Opinion Writing has always been a favorite for us.  Read on for tips, ideas, and freebies to help you plan and teach your Opinion Writing (W K.1 + W 1.1) unit in your primary classroom!

When we start our Opinion Writing unit, we always start with a very basic activity.  We ask students to pick what they prefer out of two everyday things (i.e. Goldfish or chips, pencil or pen, glue stick or glue bottle, etc).  This way every student can relate to what you are asking them to do and they can easily determine their opinion AND give a "because."

We use our Prove Yourself pack for this; which is FULL of easy to answer opinion prompts that any student can answer.  There are many choices to use and our kiddos never get tired of this activity.  We use it during our Opinion Writing unit, but then the rest of the year as well (for morning work, quick finisher work, etc).  

You can grab our Prove Yourself pack HERE 
or a FREE Sample of the Prove Yourself pack HERE.

Which do you prefer?  Writing a Story or Reading a Book
"I prefer writing a story because you can write whatever you want."

Which are best? Stars or Hearts
"Hearts are best because they are pretty and they mean love."

This anchor chart contains a Language Frame for students to write their opinion.  The frame guides them in what to write or say.  We keep it up during the entire unit.

Another way we like to practice opinions is with nonfiction books that provide information about a topic / topics.  We try not to assume students will be able to generate reasons without background knowledge...even when it is a easy topic such as Cats or Dogs.  We find without substantial background knowledge, students write reasons that are not specific or focused.  One way to do this is to read a book about the topic and then brainstorm facts that were learned in the two categories.  They can use this list when forming their opinion. 

First they brainstormed...

Then they wrote their opinion...

Cats vs. Dogs (Affiliate Link)

Using picture books is a fun way to practice writing about opinions.
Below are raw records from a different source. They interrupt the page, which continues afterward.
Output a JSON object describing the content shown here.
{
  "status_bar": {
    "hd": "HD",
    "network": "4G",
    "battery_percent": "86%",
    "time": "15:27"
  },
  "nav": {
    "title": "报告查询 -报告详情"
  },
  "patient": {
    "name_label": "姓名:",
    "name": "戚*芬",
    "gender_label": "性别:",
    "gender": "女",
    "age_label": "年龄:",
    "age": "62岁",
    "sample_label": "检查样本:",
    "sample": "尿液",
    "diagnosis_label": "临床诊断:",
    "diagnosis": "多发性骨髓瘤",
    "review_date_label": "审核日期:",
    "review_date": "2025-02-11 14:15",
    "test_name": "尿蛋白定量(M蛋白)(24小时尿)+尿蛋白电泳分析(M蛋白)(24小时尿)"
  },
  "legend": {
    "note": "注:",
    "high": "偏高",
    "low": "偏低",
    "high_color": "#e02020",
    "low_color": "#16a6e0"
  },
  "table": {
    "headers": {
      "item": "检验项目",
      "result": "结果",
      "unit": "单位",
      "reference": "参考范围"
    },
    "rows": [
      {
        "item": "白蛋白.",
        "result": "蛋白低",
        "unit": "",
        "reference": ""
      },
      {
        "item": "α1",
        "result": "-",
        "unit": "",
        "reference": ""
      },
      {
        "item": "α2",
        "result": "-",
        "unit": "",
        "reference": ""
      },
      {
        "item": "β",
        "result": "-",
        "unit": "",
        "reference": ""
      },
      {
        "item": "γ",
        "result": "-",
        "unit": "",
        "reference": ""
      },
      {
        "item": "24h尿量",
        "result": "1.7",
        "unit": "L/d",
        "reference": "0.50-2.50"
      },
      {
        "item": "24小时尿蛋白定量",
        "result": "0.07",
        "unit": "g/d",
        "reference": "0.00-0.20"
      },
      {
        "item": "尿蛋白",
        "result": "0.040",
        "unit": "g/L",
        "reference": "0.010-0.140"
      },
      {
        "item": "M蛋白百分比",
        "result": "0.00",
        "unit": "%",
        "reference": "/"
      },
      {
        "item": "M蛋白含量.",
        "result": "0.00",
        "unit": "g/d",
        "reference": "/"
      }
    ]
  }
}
For each of the picture books above, we have an Opinion Writing prompt / activity (FREE HERE).  We always get a good smile when we read them.  First graders usually come up with some pretty creative ideas.  

In the book Spoon, the main character "Spoon," feels like he isn't as special as the other silverware.  After reading Spoon aloud, students decide which piece of silverware (spoon, fork, knife, or chopsticks) would be the best and why.

Spoon (Affiliate Link)

In the book A Fine, Fine School, the principal decides that school is so great that he adds more school time - weekends, holidays, etc!  After reading A Fine, Fine School, students decide what the principal should do: keep the extra school hours or go back to the regular school day and why.

A Fine, Fine School (Affiliate Link)

In the book, Exclamation Mark, the main character "Exclamation Mark," feels like he isn't as special as the other punctuation marks (A LOT like Spoon!).  After reading Exclamation Mark, students decide which punctuation mark they'd want to be the best (period, question mark, or exclamation mark) and why.

Exclamation Mark (Affiliate Link)

In the book, The Day the Crayons Quit, one crayon feels like he is not used near as much as all the other crayons.  After reading The Day the Crayons Quit, students decide which crayon color is best and why.

The Day the Crayons Quit (Affiliate Link)

If you'd like to try these Opinion Writing prompts talked above above, click HERE!  They're free and our students have loved them year after year!

Another favorite tool in our classrooms during our Opinion Writing unit is our Print a Standard packs for W K.1 and W 1.1.  These packs include opportunities for students to analyze opinion writing pieces, think about what the opinion might be based on character traits or scenarios given, edit opinion writing pieces, and read opinion pieces.  These packs do not include opinion writing prompts so they are a great change from the usual writing activities.  They can be used whole group, small group, for assessments, homework, etc.  


We hope this post helped you grab ideas for Opinion Writing that you can implement easily in your classroom!